Leticia recordaba la determinación de él para que ella abortara, y la diferencia con su apariencia de hoy era simplemente abismal.
Algunas cosas ya habían sucedido y simplemente no se podían perdonar.
Leticia subió la ventana del coche, dejó de mirarlo y siguió al auto de Yolanda en dirección a casa.
Israel fue a ver al gatito de nuevo.
En realidad, no tenía la intención de adoptar al gato en un principio, solo quería ayudarlo a recuperarse por Yolanda y luego encontrarle un buen hogar con uno de sus empleados confiables.
Pero ahora, el señor Herrera cambió de opinión.
Aunque todavía pensaba en adoptarlo, no podía llevarlo al apartamento, donde todo pertenecía a Leti y sería terrible si el gato dañaba algo.
Israel miró al gatito.
Sus pensamientos eran incontables.
No quería regresar al apartamento, así que condujo sin rumbo fijo por la ciudad, hasta que al final se detuvo frente al estudio de trabajo de Leticia.
El estudio era iluminado por la noche.
Israel no sabía si ella todavía estaba trabajando o no.
Tendría la respuesta a esa pregunta a la mañana siguiente.
Vio el auto de Leticia acercándose desde la distancia.
Al ver su propio espacio de estacionamiento ocupado, Leticia se sorprendió.
Ella salió del auto, se acercó al otro vehículo e intentó ver si la persona al menos había dejado un número de teléfono.
Fue entonces cuando se dio cuenta de que había alguien durmiendo dentro del auto.
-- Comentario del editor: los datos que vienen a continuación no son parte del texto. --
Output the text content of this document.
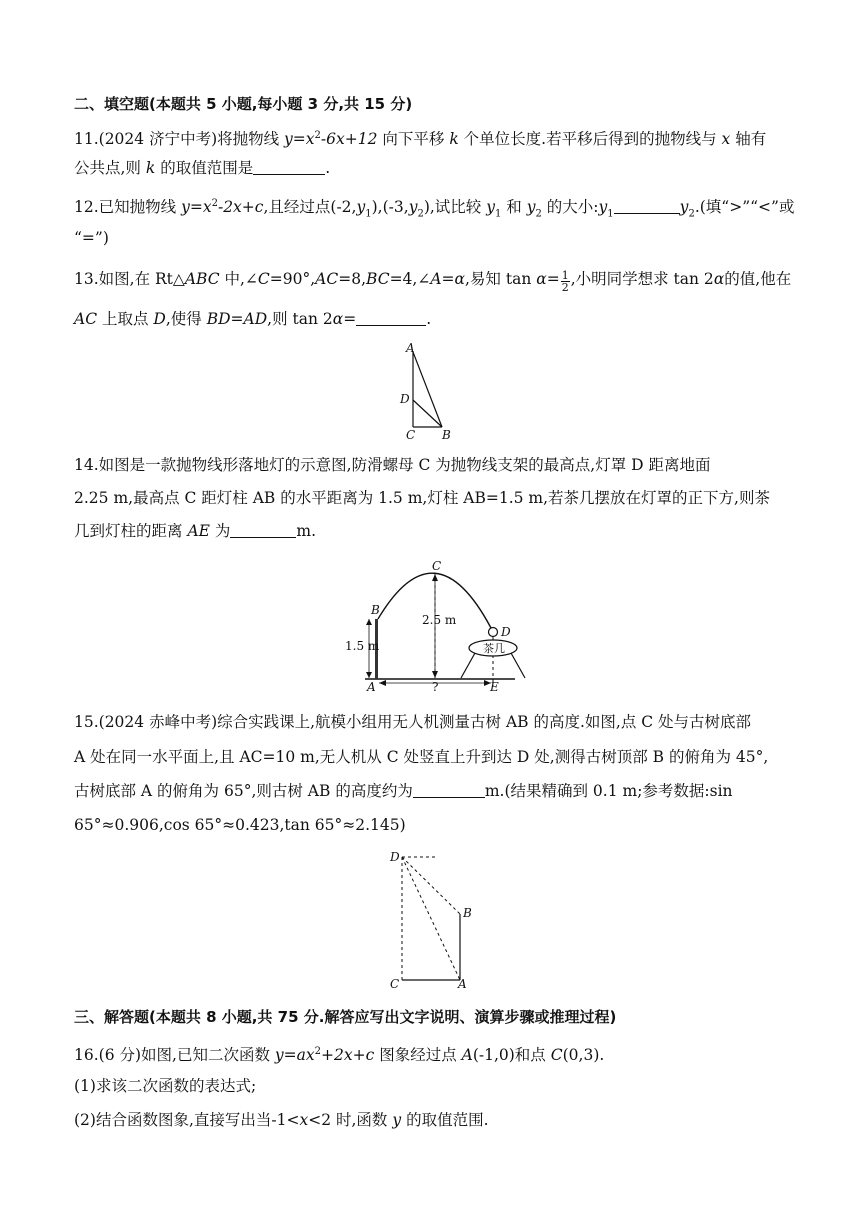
二、填空题(本题共 5 小题,每小题 3 分,共 15 分)
11.(2024 济宁中考)将抛物线 $y=x^2-6x+12$ 向下平移 k 个单位长度.若平移后得到的抛物线与 x 轴有
公共点,则 k 的取值范围是	.
12.已知抛物线 $y=x^2-2x+c$,且经过点$(-2,y_1),(-3,y_2)$,试比较 $y_1$ 和 $y_2$ 的大小$:y_1$	$y_2$.(填“>”“<”或
“=”)
13.如图,在 Rt△ABC 中,∠C=90°,AC=8,BC=4,∠A=α,易知 $\tan \alpha= \frac{1}{2}$ ,小明同学想求 tan 2α的值,他在
AC 上取点 D,使得 BD=AD,则 tan 2α=	.
A
D
C B
14.如图是一款抛物线形落地灯的示意图,防滑螺母 C 为抛物线支架的最高点,灯罩 D 距离地面
2.25 m,最高点 C 距灯柱 AB 的水平距离为 1.5 m,灯柱 AB=1.5 m,若茶几摆放在灯罩的正下方,则茶
几到灯柱的距离 AE 为	m.
C
B
D
A	E
2.5 m
1.5 m	茶几
?
15.(2024 赤峰中考)综合实践课上,航模小组用无人机测量古树 AB 的高度.如图,点 C 处与古树底部
A 处在同一水平面上,且 AC=10 m,无人机从 C 处竖直上升到达 D 处,测得古树顶部 B 的俯角为 45°,
古树底部 A 的俯角为 65°,则古树 AB 的高度约为	m.(结果精确到 0.1 m;参考数据:sin
65°≈0.906,cos 65°≈0.423,tan 65°≈2.145)
D
B
C	A
三、解答题(本题共 8 小题,共 75 分.解答应写出文字说明、演算步骤或推理过程)
16.(6 分)如图,已知二次函数 $y=ax^2+2x+c$ 图象经过点 A(-1,0)和点 C(0,3).
(1)求该二次函数的表达式;
(2)结合函数图象,直接写出当-1<x<2 时,函数 y 的取值范围.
Se acercó a la ventana y golpeó suavemente varias veces.
La persona dentro se despertó rápidamente y cuando bajó la ventana, él miró con desagrado al mismo tiempo que Leticia y él se sorprendían.
"¿Por qué tú?", preguntó Leticia frunciendo el ceño.
La cara de Israel no se veía muy bien, y tenía una mano sobre su estómago, con una expresión de dolor.
"Estaba pasando, me sentía mal y me detuve por un momento, ya me voy", dijo Israel, frunciendo más el ceño, como si estuviera en terrible dolor.
"Llama a un conductor", sugirió Leticia con el ceño fruncido. "No puedes conducir en ese estado".
Rápidamente miró hacia atrás solo para ver que él había chocado su auto contra una pared. La pared estaba destrozada y la mitad del auto de Israel estaba destruido.
"¡Israel!". Leticia exclamó horrorizada.
Corrió hacia el auto sin pensarlo.
El humo salía del capó y el bolsa de aire ya había sido activado en el asiento del conductor. Israel tenía la cabeza llena de sangre y estaba inconsciente.
Leticia sintió un escalofrío.
Afortunadamente, Israel no había asegurado las puertas del auto.
Después de abrir la puerta, desabrochó el cinturón de seguridad de Israel y, gritando su nombre, lo arrastró fuera del auto.
Ella arrastró a Israel lejos del vehículo.
Luego, rápidamente examinó sus extremidades: sus brazos no estaban rotos, ni tampoco sus piernas, aparentemente estaba bien.
¿Qué pasa con las heridas internas y su cabeza?
¡Después de todo, él ya había estado en coma antes!